When I talk with other runners at groups, I have noticed something. There are times when someone will say they haven’t been consistent with their running, and they almost always mention that they haven’t been to group runs in a long time either. If you put two and two together, running with other people keeps you accountable, it helps you maintain more consistency and the connections that you have with other people in the group keep you coming back. So if you have found yourself straying away from group runs and also have found yourself skipping running days, make the effort to get to group runs each week, you won’t regret it!

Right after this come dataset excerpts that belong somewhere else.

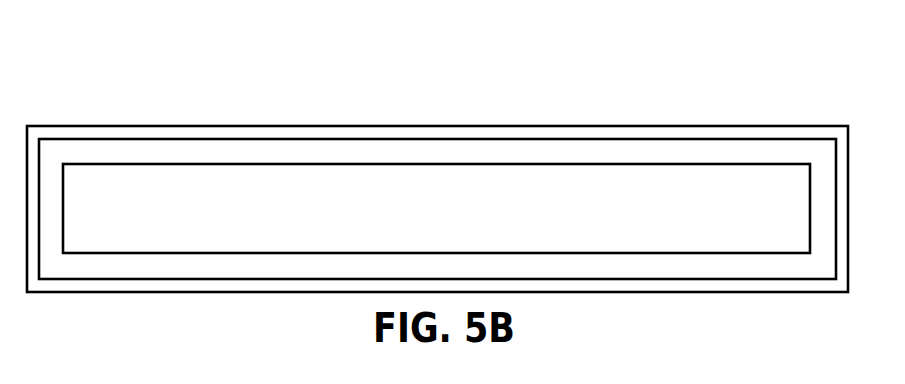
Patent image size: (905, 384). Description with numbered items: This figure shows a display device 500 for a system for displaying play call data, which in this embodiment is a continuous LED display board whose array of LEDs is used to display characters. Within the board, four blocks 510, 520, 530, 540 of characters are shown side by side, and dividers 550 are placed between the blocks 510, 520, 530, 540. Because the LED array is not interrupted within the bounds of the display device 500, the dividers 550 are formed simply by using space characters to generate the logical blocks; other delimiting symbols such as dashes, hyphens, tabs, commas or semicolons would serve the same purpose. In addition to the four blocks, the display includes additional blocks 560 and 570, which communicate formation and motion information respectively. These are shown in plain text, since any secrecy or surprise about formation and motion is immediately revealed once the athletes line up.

The display device 500 is at (828, 283).
The first block of characters 510 is at (337, 167).
The second block of characters 520 is at (482, 166).
The third block of characters 530 is at (617, 166).
The fourth block of characters 540 is at (754, 166).
The dividers 550 is at (182, 200).
The formation block 560 is at (120, 166).
The motion block 570 is at (230, 166).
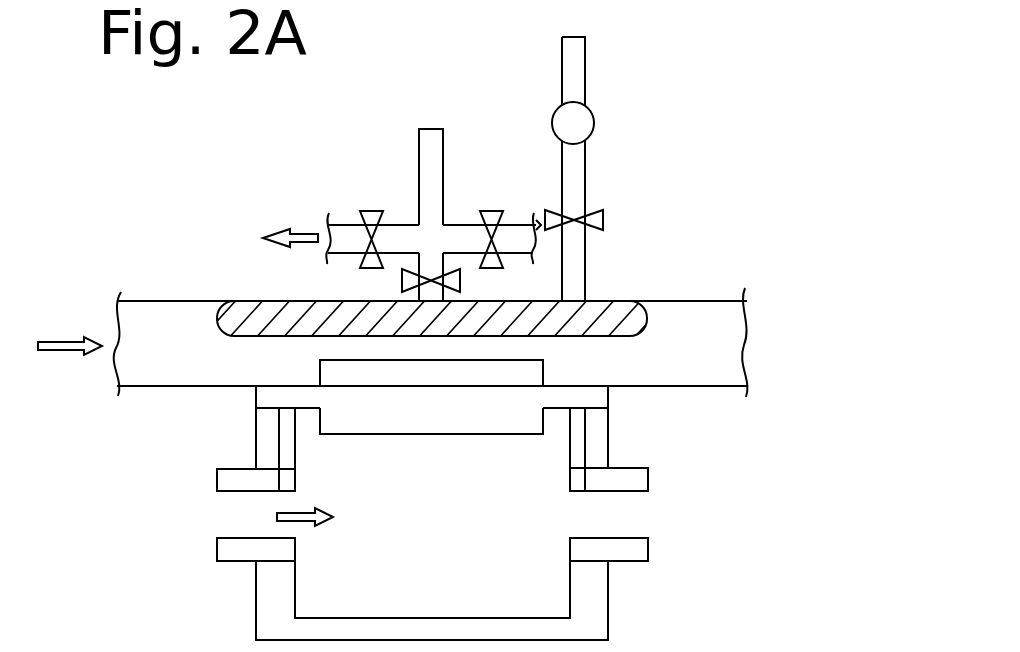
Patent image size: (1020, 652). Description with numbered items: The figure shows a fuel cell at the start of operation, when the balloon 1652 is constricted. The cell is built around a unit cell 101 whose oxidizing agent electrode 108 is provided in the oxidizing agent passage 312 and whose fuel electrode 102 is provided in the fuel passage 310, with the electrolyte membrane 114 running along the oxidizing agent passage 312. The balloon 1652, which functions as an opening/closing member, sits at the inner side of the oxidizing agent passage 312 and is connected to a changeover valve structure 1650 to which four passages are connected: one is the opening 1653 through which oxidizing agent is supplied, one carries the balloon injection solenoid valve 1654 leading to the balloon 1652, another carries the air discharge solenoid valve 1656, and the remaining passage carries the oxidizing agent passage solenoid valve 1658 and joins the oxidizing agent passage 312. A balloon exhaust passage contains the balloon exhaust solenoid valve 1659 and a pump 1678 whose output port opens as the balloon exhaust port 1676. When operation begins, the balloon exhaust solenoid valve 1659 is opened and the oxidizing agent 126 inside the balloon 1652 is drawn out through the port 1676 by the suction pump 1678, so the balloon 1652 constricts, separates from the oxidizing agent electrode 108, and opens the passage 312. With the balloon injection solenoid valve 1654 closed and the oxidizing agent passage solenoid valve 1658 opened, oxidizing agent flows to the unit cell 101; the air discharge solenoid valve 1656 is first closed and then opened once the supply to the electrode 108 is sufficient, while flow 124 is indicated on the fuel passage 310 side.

The unit cell 101 is at (435, 436).
The fuel electrode 102 is at (530, 422).
The oxidizing agent electrode 108 is at (515, 368).
The electrolyte membrane 114 is at (298, 397).
The exhaust flow arrow 124 is at (287, 522).
The oxidizing agent 126 is at (70, 329).
The fuel passage 310 is at (243, 503).
The oxidizing agent passage 312 is at (162, 322).
The changeover valve structure 1650 is at (525, 123).
The balloon 1652 is at (648, 318).
The oxidizing agent introducing port 1653 is at (427, 128).
The balloon injection solenoid valve 1654 is at (402, 280).
The air discharge solenoid valve 1656 is at (490, 210).
The oxidizing agent passage solenoid valve 1658 is at (371, 211).
The balloon exhaust solenoid valve 1659 is at (600, 208).
The balloon exhaust port 1676 is at (575, 37).
The pump 1678 is at (592, 118).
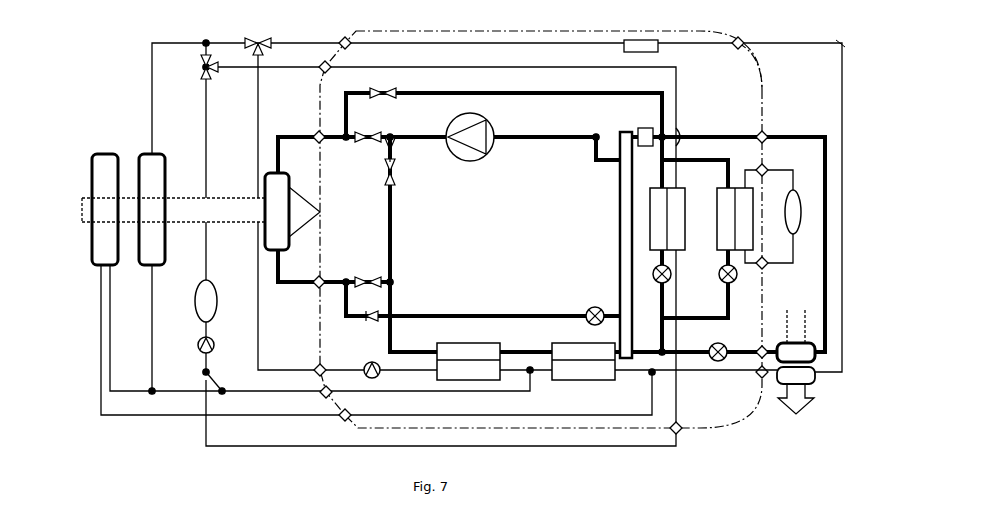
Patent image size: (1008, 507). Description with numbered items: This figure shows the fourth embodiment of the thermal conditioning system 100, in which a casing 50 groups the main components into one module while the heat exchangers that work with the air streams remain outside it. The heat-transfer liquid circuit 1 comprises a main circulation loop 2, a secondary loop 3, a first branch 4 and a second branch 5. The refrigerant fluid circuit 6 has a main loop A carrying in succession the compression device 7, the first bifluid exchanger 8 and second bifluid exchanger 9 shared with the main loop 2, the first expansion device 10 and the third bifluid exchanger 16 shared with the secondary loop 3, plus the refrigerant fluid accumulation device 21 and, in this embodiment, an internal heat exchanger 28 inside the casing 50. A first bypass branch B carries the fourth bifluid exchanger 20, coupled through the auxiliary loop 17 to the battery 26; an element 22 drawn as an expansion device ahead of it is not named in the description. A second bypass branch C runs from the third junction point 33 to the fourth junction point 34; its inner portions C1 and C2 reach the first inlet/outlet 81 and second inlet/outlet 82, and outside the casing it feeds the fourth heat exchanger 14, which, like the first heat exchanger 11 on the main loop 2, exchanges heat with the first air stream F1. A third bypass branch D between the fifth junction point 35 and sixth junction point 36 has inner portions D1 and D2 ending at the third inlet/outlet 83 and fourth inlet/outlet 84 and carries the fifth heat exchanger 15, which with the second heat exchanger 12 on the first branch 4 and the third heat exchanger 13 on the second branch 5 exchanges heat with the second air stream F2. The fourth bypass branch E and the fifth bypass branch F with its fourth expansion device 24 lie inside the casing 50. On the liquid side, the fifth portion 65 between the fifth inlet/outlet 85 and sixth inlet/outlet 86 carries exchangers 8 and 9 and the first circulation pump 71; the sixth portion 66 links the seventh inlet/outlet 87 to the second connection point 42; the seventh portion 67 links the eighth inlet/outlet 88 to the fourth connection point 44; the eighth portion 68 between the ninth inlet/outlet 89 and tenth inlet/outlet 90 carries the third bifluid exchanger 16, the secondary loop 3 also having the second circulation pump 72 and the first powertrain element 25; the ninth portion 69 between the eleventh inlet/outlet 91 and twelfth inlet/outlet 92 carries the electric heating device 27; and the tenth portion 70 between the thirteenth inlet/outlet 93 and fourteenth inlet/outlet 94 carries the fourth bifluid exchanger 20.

The heat-transfer liquid circuit 1 is at (842, 42).
The main circulation loop 2 is at (845, 105).
The secondary loop 3 is at (208, 112).
The first branch 4 is at (150, 90).
The second branch 5 is at (108, 330).
The refrigerant fluid circuit 6 is at (514, 143).
The compression device 7 is at (478, 162).
The first bifluid exchanger 8 is at (470, 350).
The second bifluid exchanger 9 is at (590, 348).
The first expansion device 10 is at (655, 268).
The first heat exchanger 11 is at (814, 388).
The second heat exchanger 12 is at (150, 165).
The third heat exchanger 13 is at (105, 178).
The fourth heat exchanger 14 is at (820, 374).
The fifth heat exchanger 15 is at (275, 170).
The third bifluid exchanger 16 is at (662, 222).
The auxiliary loop 17 is at (795, 254).
The fourth bifluid exchanger 20 is at (746, 222).
The refrigerant fluid accumulation device 21 is at (636, 130).
The expansion valve 22 is at (722, 266).
The fourth expansion device 24 is at (588, 308).
The first element of the electric powertrain 25 is at (200, 300).
The second element of the electric powertrain 26 is at (790, 226).
The electric heating device 27 is at (662, 50).
The internal heat exchanger 28 is at (618, 238).
The third junction point 33 is at (668, 350).
The fourth junction point 34 is at (680, 135).
The fifth junction point 35 is at (395, 134).
The sixth junction point 36 is at (396, 285).
The second connection point 42 is at (534, 374).
The fourth connection point 44 is at (650, 375).
The casing 50 is at (765, 88).
The fifth portion 65 is at (690, 374).
The sixth portion 66 is at (400, 393).
The seventh portion 67 is at (560, 415).
The eighth portion 68 is at (468, 68).
The ninth portion 69 is at (478, 45).
The tenth portion 70 is at (750, 266).
The first heat-transfer liquid circulation pump 71 is at (366, 364).
The second heat-transfer liquid circulation pump 72 is at (212, 340).
The first inlet/outlet 81 is at (766, 346).
The second inlet/outlet 82 is at (770, 132).
The third inlet/outlet 83 is at (314, 132).
The fourth inlet/outlet 84 is at (314, 287).
The fifth inlet/outlet 85 is at (762, 385).
The sixth inlet/outlet 86 is at (316, 364).
The seventh inlet/outlet 87 is at (320, 394).
The eighth inlet/outlet 88 is at (342, 420).
The ninth inlet/outlet 89 is at (318, 60).
The tenth inlet/outlet 90 is at (680, 434).
The eleventh inlet/outlet 91 is at (340, 38).
The twelfth inlet/outlet 92 is at (745, 40).
The thirteenth inlet/outlet 93 is at (768, 168).
The fourteenth inlet/outlet 94 is at (768, 266).
The thermal conditioning system 100 is at (434, 28).
The main loop A is at (396, 210).
The first bypass branch B is at (606, 162).
The second bypass branch C is at (845, 262).
The first portion C1 is at (738, 296).
The second portion C2 is at (718, 137).
The third portion D1 is at (328, 148).
The fourth portion D2 is at (322, 278).
The fourth bypass branch E is at (512, 95).
The fifth bypass branch F is at (470, 313).
The first air stream F1 is at (800, 392).
The second air stream F2 is at (80, 215).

I do understand that life happens and sometimes it can’t be helped. I’ve been there too, and have had to miss a few group runs. But I know that I need to get back out there as soon as I can because it becomes to easy to keep on missing runs when you start making excuses. That happened to me last year, and for months I ended up only running maybe once a week because I found every excuse for why I couldn’t do it. I know for a fact that if I had been part of a running club at that point, it would never have gotten that far.

Another reason we are better together is because of the inspiration that it gives to see what other people are accomplishing in running and fitness. I am constantly amazed by all of you! I know I wouldn’t have been able to do a half-marathon had it not been for the encouragement and support from so many of you who believed in me and told me that I could do it. I see you all doing such amazing races and competitions, and losing weight, and all of the stories I hear are what helps me to keep plugging away with base runs and keeps me coming back to group runs. We truly are better together!

I hope that hearing these things from my perspective and knowing some of my background has helped you. If anything, it’s another reminder of what we hear all the time from our amazing coach, Kevin Collins. Maybe we haven’t had the chance to meet or run together yet, but you can be sure that you’ll see my face pop up in a few pictures every week as Kevin posts them. Happy running everyone!